Ed ecco l’idea: un sito-bacheca in cui invita i cittadini a pubblicare proteste e denunce contro gli immigrati est-europei. L’iniziativa ha suscitato le proteste del governo bulgaro e la reazione della vicepresidente della Commissione europea Viviane Reding, responsabile Ue per la Giustizia, secondo la quale ”il Pvv chiede apertamente alla gente di essere intollerant
e”.
Il sito web meldpuntmiddenenoosteuropeanen.nl raccoglie le denunce di cittadini olandesi vittime di reati commessi da cittadini polacchi, romeni e bulgari e le storie di posti di lavoro persi “a causa” dell’immigrazione dei neo-comunitari.
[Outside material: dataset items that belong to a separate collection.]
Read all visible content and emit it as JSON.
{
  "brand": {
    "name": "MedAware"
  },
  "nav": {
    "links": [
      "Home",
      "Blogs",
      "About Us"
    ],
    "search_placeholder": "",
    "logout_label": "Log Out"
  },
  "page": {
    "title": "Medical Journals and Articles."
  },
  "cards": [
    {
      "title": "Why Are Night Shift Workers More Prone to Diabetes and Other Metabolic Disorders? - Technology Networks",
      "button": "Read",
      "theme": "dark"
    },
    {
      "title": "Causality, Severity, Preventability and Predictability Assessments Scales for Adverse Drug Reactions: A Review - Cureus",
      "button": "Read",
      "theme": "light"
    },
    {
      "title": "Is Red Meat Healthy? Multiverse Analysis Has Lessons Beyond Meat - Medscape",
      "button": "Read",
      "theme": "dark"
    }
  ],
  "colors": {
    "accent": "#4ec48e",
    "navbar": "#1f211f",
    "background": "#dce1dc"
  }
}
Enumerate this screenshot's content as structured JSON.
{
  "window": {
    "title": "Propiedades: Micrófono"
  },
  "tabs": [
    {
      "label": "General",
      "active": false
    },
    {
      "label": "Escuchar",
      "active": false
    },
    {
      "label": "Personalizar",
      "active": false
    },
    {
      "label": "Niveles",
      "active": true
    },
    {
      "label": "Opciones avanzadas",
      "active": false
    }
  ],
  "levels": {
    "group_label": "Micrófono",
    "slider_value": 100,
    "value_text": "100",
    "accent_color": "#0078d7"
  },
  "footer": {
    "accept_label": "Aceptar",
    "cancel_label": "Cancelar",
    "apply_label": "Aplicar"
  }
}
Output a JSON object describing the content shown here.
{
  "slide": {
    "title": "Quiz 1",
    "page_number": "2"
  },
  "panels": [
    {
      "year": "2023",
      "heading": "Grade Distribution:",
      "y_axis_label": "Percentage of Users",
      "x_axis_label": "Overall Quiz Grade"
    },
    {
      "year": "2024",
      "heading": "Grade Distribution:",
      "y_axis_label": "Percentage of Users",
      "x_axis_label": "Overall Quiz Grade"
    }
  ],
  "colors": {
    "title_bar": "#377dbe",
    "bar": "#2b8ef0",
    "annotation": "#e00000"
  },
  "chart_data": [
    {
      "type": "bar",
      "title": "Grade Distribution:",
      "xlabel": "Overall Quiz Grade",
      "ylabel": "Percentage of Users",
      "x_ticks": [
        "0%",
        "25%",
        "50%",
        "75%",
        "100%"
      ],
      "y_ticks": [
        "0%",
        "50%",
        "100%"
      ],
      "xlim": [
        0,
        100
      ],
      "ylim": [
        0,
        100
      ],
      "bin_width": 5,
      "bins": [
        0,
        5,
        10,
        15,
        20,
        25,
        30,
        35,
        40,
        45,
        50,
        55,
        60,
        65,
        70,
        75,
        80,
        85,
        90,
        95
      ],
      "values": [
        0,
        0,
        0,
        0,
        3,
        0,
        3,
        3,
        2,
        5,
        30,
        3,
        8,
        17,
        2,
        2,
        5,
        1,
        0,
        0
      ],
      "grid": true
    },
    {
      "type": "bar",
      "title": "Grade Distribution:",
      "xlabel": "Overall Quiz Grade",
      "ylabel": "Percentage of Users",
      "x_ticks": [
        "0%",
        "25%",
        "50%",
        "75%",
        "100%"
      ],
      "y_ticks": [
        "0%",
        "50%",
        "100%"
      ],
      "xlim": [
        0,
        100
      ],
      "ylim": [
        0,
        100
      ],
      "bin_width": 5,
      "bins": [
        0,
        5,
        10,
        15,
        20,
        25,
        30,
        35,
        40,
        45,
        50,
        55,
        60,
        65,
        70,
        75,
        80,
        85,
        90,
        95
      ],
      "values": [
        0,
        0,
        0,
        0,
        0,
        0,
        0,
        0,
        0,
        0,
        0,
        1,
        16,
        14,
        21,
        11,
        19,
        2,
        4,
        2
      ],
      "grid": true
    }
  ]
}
In effetti la trovata di Wilders ha riacceso i riflettori su di lui, scatenando un putiferio in patria e raccogliendo le proteste delle ambasciate di 10 stati membri delle regioni centro-orientali, addirittura il presidente del Parlamento Europeo Martin Schulz ha assicurato che non mancherà di discutere della faccenda con il premier olandese Mark Rutte in un incontro fissato per il prossimo mese.
Al coro di indignazione si è aggiunta la satira della rete, con la nascita di diversi siti-parodia, tra i quali spicca un sito contro i guasti causati al paese dall’immigrazione dal Limburgo, la provincia a sud-est del paese da cui proviene Wilders.